Lengthening refers to the period of time it takes to "grow the bone." The lengthening phase begins after the surgeon cuts the bone and attaches the fixator. During this time the patient will be working with the physician and the physical therapist to make gradual adjustments to the fixator which increase the gap between the bone segments, adding "length" to the total limb. Over a period of months, new bone tissue will grow in the gap, ultimately hardening the area between the segment of the original bone.
When the physician is satisfied with the length and position of the new bone, the consolidation phase begins. During this phase, the bone tissue matures and becomes solid. The patient still wears the fixator, but no adjustments are made. The consolidation phase is the longest part of the Ilizarov process. It takes twice as long for bone to harden as to does to lengthen it, so the consolidation phase typically doubles the time spent in the lengthening phase.
During the lengthening phase, the patient will be seen by the physician every few weeks to monitor the progression of correction of the deformity. On each visit, X-rays are taken to monitor the progress of the lengthening and to assess the quality of the new bone. Office visits may range from thirty minutes to two hours, depending on what work needs to be done.
If a limb lengthening procedure is being performed, the patient will be required to assist in the process by making fixator adjustments at home. This is usually done every six hours. The physician will make sure that the patient is fully trained and understands how to make adjustments if need.

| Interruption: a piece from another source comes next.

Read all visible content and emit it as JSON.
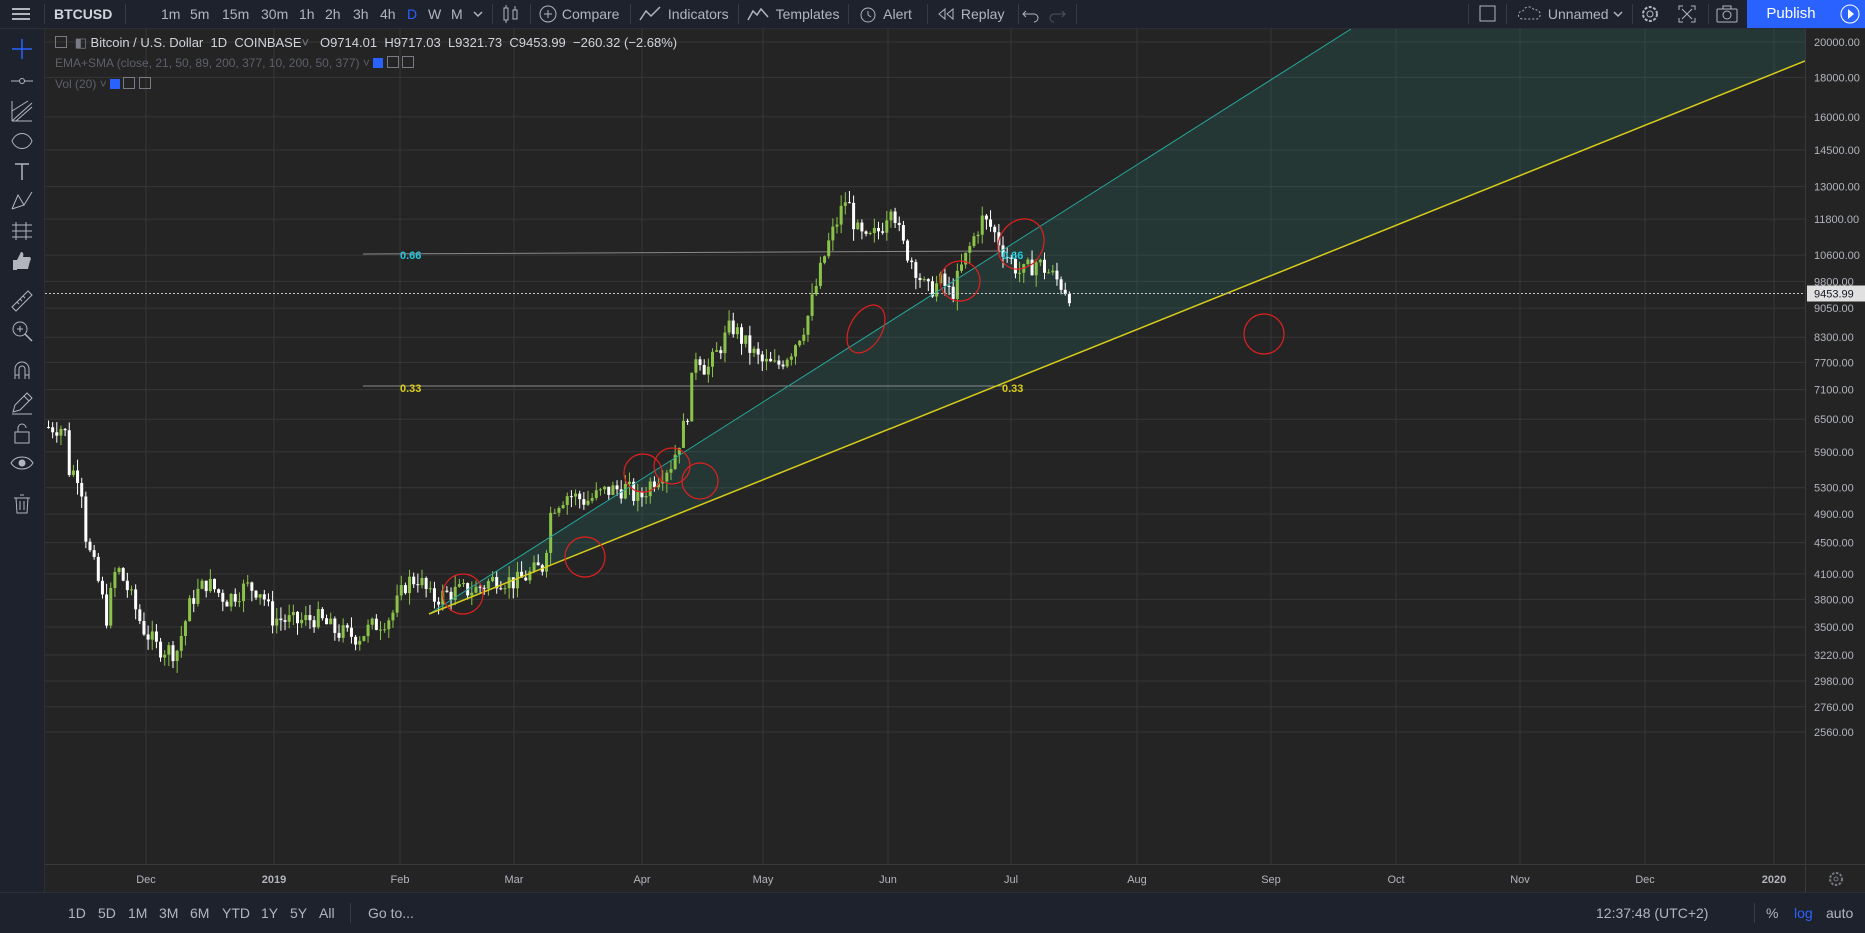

At times, some patients experience some failure of the mechanics of the fixator. The patient may have broken wires, bent rods, or be unable to turn one of the "clickers." Through proper education of the physician and the patient, these problems can be solved without permanent sequela.
Limb lengthening is not the only procedure that can be used with the Ilizarov frame. Ankle fusions, triple arthrodesis, midfoot fusions, etc. can be performed without prolonged cast immobilization and non-weight bearing. In most cases, partial to full weight bearing is suggested to encourage functional capabilities and healing.
Charcot reconstruction of the ankle or rearfoot is a prime example in which a fusion procedure can be performed with the patient full weight bearing on the involved extremity almost immediately. This diminishes the stress that is placed on the opposite extremity, which is prone to trauma due to increased stress of the uninvolved side.
The patient attitude throughout the Ilizarov process is very important to its success. The patient will have to find ways to cope with discomfort, pain, and frustration, plus the natural ups and downs of emotions during this long process. Knowledge of the process prior to surgery ensures proper patient compliance and minimal pain. Each individual experiences pain differently, so it is difficult to talk about norms when performing this type of surgery.